The Old Continent has been battered and bruised by the 2008-2009 recession and unlike the US, which quickly recovered, the region faced a six-year slump that led to sales seeing two decade lows.
Finally, last year the auto market hit rock bottom and began a slow ascent, with mixed results from some of the larger markets in the process. Last month showed that things are finally starting to level, with reports coming from the western European countries citing higher demand. The latest to follow the trend is UK’s neighbor – Ireland – which posted a 26 percent jump in new car registrations on the back of the country’s broader economic recovery. While new car sales increased 26 percent, the deliveries for new commercial vehicles almost doubled – further spurring hopes that the slump is finally over. The figures come after Ireland predicts its overall economy had soared by 5 percent last year, probably at the fastest rate in the European Union and data seen so far reports falling unemployment levels and services and manufacturing growth.
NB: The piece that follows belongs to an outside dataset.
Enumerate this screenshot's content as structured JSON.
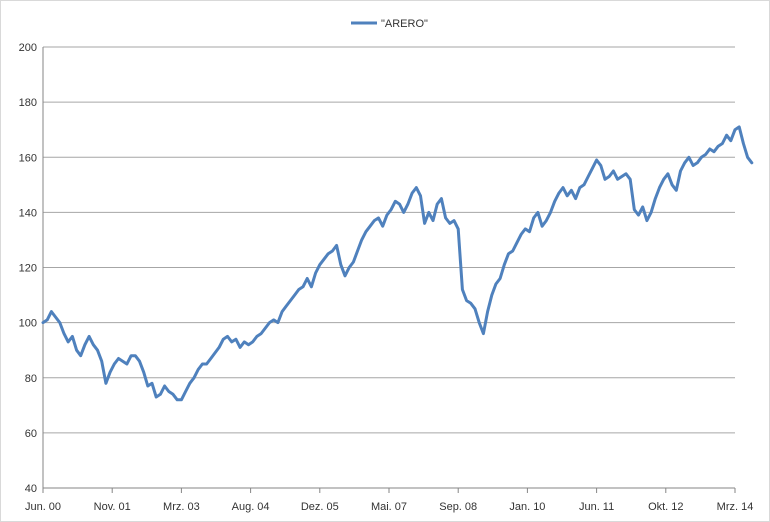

January is traditionally the strongest sales month in Ireland, as buyers take advantage of the updated registration plates and deliveries totaled a little over 20,000 units. That compares to the 16,000 vehicles sold last January and are almost double the quota seen during the same period in 2013. Last year new car deliveries were also the best since 2008, when Ireland was hit – just like the rest of Europe – by the fiscal and banking crisis. Overall on the continent new car sales soared 5.7 percent in 2014, buoyed by government incentives, tax breaks and a consumer switch to more affordable brands – such as Dacia, Skoda and Seat – allowing the market to return to positive results after six consecutive years of falling demand.